The cheap-first-year trap
The single most common mistake is buying a .com for $0.99 or $1.00 in year one without checking the renewal price. Registrars advertise the promo price loudly and hide the renewal price in small text. A domain that costs $1 today might cost $22 every year after.
Always look at the renewal price, not the promo. The total cost of owning a domain for five years matters far more than the first-year discount.
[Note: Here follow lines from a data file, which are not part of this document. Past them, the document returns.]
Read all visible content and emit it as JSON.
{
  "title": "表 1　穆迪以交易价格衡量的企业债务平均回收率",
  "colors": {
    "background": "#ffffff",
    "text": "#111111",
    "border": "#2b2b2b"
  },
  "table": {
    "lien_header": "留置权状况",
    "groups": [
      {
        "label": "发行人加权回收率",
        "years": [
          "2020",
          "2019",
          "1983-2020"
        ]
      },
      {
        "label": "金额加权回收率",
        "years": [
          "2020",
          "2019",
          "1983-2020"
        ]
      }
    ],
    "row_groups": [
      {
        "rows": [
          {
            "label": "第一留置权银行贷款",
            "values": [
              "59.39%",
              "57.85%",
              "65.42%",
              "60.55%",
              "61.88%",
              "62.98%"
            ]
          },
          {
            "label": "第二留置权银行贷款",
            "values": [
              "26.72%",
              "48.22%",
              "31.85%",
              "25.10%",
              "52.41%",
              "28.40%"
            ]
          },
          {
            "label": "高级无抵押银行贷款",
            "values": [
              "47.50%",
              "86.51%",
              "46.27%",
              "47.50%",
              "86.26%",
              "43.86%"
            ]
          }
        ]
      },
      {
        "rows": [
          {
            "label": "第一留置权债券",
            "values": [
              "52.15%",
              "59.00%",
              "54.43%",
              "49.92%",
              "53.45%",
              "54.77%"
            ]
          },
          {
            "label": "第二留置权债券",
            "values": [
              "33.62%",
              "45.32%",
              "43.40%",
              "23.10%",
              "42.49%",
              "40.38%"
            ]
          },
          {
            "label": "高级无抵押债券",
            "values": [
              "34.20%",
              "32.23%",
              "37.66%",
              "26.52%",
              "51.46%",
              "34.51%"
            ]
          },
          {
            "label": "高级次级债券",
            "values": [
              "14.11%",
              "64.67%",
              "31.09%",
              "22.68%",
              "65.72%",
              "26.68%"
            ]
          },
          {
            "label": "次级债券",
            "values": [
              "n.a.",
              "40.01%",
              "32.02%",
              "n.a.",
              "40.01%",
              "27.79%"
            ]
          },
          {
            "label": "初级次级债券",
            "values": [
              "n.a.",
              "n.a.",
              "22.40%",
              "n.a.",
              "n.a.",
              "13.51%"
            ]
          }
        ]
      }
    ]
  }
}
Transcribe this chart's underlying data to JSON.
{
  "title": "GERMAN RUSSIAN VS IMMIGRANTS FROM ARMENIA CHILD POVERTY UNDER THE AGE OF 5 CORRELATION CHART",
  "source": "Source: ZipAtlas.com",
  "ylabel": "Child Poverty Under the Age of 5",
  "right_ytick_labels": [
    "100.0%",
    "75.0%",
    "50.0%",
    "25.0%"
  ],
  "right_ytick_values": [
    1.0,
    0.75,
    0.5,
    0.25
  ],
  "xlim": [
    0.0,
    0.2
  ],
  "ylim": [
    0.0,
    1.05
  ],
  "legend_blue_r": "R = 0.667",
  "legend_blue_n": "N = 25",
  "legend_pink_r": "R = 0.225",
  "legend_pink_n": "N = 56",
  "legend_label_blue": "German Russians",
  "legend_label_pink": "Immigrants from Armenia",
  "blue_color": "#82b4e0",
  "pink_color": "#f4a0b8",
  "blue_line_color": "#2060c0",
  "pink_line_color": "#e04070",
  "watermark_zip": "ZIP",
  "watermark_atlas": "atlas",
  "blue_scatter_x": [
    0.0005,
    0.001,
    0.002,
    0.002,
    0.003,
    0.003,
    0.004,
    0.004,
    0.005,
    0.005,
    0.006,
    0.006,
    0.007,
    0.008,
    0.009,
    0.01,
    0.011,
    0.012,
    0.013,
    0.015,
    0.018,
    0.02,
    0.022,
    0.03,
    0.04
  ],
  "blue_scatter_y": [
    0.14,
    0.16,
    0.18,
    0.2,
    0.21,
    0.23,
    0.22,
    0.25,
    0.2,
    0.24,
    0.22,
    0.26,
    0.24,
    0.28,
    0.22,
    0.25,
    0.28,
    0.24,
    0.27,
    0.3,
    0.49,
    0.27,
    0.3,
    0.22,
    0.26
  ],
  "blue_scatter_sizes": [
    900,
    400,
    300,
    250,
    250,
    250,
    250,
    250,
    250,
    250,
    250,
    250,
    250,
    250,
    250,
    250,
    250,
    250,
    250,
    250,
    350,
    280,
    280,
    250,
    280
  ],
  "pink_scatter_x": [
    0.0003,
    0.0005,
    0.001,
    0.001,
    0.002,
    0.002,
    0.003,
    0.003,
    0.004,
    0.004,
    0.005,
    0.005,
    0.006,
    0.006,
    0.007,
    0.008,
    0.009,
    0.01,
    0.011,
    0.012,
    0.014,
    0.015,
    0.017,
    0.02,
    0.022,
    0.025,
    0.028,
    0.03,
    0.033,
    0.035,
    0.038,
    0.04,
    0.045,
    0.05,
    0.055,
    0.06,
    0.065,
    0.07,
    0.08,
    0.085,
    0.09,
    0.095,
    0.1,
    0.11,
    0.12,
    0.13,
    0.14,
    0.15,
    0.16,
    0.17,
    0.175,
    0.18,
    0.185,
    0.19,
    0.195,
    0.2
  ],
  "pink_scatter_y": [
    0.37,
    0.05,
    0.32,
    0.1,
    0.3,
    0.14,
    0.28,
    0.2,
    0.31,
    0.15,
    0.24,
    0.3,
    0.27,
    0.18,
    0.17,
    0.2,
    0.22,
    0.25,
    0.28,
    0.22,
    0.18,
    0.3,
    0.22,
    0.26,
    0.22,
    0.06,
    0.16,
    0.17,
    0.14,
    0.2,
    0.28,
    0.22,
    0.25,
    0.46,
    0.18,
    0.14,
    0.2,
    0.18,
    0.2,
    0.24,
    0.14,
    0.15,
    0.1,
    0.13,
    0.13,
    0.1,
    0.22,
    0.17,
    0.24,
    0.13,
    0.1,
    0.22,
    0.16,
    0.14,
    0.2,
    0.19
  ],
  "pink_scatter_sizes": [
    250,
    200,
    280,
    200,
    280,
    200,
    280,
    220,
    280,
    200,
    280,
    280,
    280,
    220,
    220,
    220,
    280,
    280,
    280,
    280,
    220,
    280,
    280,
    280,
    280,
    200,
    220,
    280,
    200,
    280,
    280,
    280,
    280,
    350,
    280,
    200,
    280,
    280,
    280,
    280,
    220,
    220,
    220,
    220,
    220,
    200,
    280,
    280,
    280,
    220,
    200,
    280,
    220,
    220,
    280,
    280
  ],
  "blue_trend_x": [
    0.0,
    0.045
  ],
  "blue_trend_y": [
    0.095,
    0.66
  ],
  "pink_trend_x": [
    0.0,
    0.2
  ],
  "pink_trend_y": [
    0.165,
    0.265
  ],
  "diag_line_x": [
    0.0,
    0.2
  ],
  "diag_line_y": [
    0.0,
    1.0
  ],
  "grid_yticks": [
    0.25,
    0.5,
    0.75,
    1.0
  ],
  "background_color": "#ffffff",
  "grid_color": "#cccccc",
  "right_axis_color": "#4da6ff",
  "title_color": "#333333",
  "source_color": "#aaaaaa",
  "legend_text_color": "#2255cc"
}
Watch out for “free” domains bundled with hosting plans. They are usually locked to that host, expensive to renew, and a nightmare to transfer out. Always register your domain at an independent registrar you control.
WHOIS privacy
Every domain has a public WHOIS record — a directory entry listing the owner’s name, email, phone, and address. Without privacy, anyone can look this up, which means spam and scam calls. WHOIS privacy (also called domain privacy) replaces your personal details with the registrar’s proxy details.
Keep WHOIS privacy on for personal and small-business domains. It is free at Cloudflare, Namecheap, and Porkbun. The only time to turn it off is when a TLD’s rules forbid privacy, or when a business legally needs public contact details.
Registering step by step
Most registration happens in a web browser, but the verification afterward matters. Here is the flow.
- Search for the name and confirm availability in the registrar’s search box.
- Add it to the cart. Decline the upsells (hosting, “premium DNS”, email you do not need).
- Enable auto-renew and confirm WHOIS privacy is on.
- Pay for the longest term you are comfortable with (multi-year locks in price).
- Verify the email the registrar sends you within 15 days — this is mandatory.
ICANN requires you to verify the registrant email address. If you ignore the verification email, the registrar will suspend your domain and your site will go offline.
Once registered, you can confirm ownership and expiry from the command line on your Ubuntu server. Install the whois tool first.
sudo apt update
sudo apt install -y whois
whois example.com | grep -Ei 'registrar|expir|name server'
Output:
Registrar: Cloudflare, Inc.
Registrar URL: https://www.cloudflare.com
Registry Expiry Date: 2027-06-15T09:12:44Z
Name Server: ns1.cloudflare.com
Name Server: ns2.cloudflare.com
This tells you which registrar holds the domain, when it expires, and which nameservers (the DNS servers authoritative for your domain) are currently in charge. After registration, the nameservers point to your registrar by default; you change them when you move DNS elsewhere.
Verifying DNS resolution
Once your domain is live and you have added at least an A record, check that it resolves from your server using dig (a DNS lookup tool from the dnsutils package).
sudo apt install -y dnsutils
dig +short example.com A
Output:
203.0.113.10
If you see your server’s IP, the domain is working. If you see nothing, the DNS records have not been created or have not propagated yet (propagation can take minutes to a couple of hours).
Best practices
- Always compare the renewal price, not the first-year promo, before buying.
- Turn on auto-renew and keep a valid card on file so you never lose the domain.
- Keep WHOIS privacy enabled unless a TLD or legal requirement forbids it.
- Register at an independent registrar you control — never accept a host-bundled “free” domain.
- Verify the ICANN registrant email within 15 days or the domain gets suspended.
- Prefer registrars that sell at cost (Cloudflare) or with cheap renewals (Porkbun, Namecheap) for long-term value.
- Lock the domain (registrar lock / transfer lock) to prevent unauthorized transfers.